Three former participants in DENSO International America's 401(k) plan filed a class-action federal lawsuit against the firm, claiming the global auto-parts manufacturer's plan charged excessive record-keeping fees and offered expensive investment options.
The lawsuit, filed in U.S. District Court in Detroit on Monday, names the company as well as its board of directors and national retirement committee as defendants. Two of the plaintiffs are former DENSO employees; one still works there.
The plaintiffs alleged that the defendants breached their fiduciary duty by requiring the plan to pay excessive record-keeping fees and failing to remove Empower Retirement as the plan's record keeper. They also claimed the defendants offered an underperforming stable value fund and needlessly expensive investment options in the form of high-cost share classes.
"These objectively unreasonable record-keeping and investment fees, as well as the underperforming stable value fund, cannot be contextually justified and do not fall within the range of reasonable judgments a fiduciary may make based on her experience and experience," the plaintiffs claimed in the lawsuit.
The plaintiffs also alleged the defendants failed to leverage the plan's size to negotiate better fees, saying their breaches of fiduciary duty caused them "millions of dollars of harm in the form of lower retirement account balances."
The plaintiffs were particularly critical of the company's decision to move the plan's stable value fund to Denso Stable Value Fund, which is managed by Empower, from the MassMutual SAGIC II Fund. Denso Stable Value's performance consistently trailed the Morningstar stable value index and was more expensive than the average stable value fund on the index, the plaintiffs claimed.

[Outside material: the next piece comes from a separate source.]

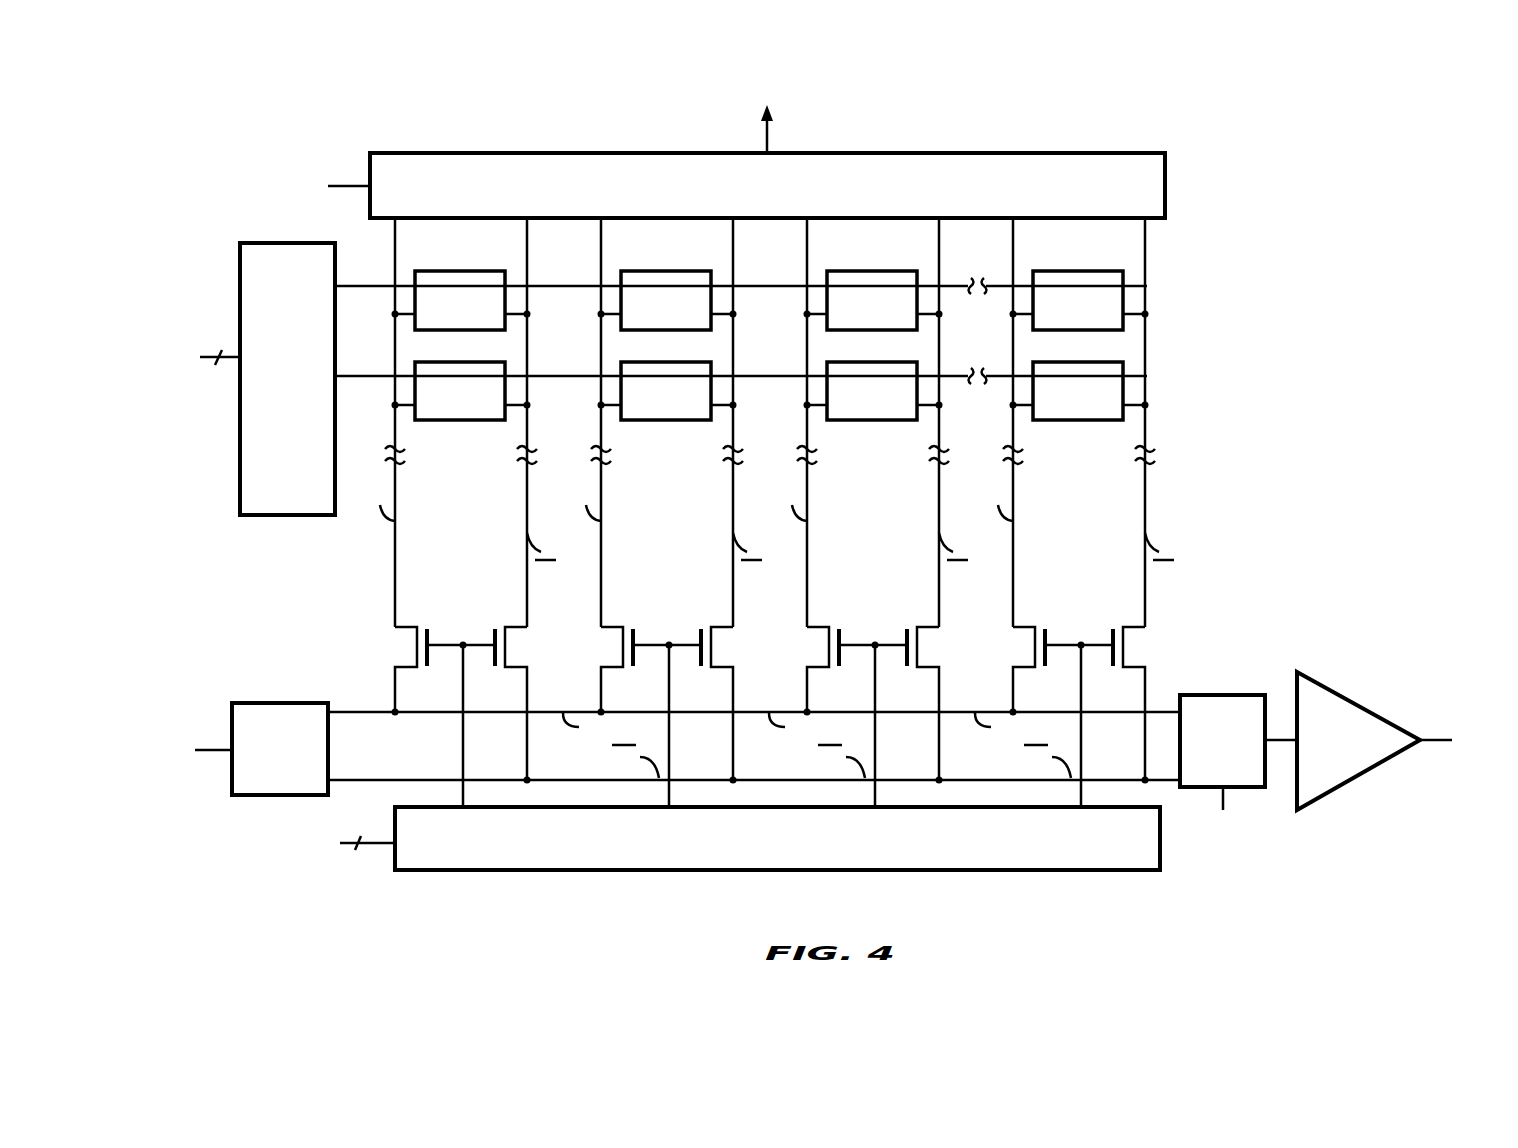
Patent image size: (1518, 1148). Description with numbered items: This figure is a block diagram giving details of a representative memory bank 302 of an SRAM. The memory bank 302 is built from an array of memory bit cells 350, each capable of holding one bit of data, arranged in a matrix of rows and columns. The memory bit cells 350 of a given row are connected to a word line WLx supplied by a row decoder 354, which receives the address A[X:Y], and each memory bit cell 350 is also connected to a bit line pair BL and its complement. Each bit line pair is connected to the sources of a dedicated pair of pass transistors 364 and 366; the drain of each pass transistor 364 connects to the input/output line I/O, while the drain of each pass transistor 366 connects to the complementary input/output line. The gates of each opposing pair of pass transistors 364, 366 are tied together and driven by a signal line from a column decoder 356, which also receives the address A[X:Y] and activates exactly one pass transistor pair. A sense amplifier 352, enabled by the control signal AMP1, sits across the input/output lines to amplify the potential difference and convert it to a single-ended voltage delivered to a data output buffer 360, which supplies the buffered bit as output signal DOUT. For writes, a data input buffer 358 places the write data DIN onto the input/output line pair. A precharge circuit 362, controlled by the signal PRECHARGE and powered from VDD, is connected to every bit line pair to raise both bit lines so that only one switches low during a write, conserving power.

The plaintiffs allege the Denso Stable Value Fund consistently charged plan participants on average 93 basis points more than the average stable value fund on the Morningstar index, resulting in a loss of more than $3.2 million of plan participants' retirement savings.
"No prudent reason existed for defendants to move from the MassMutual SAGIC II fund to the Denso Stable Value Fund, and defendants did so to benefit ... Empower and provide it with additional revenue streams," the plaintiffs charge in the lawsuit.
DENSO did not immediately return an email seeking comment.
In addition to an order compelling the defendants to make good on all losses to the plan resulting from their alleged breaches of fiduciary duty, the plaintiffs are looking to require the company to disgorge all profits received from the plan.
As of Dec. 31, 2020, the DENSO Retirement Savings Plan. Southfield, Mich., had $1.77 billion in assets, according to the company's most recent Form 5500 filing.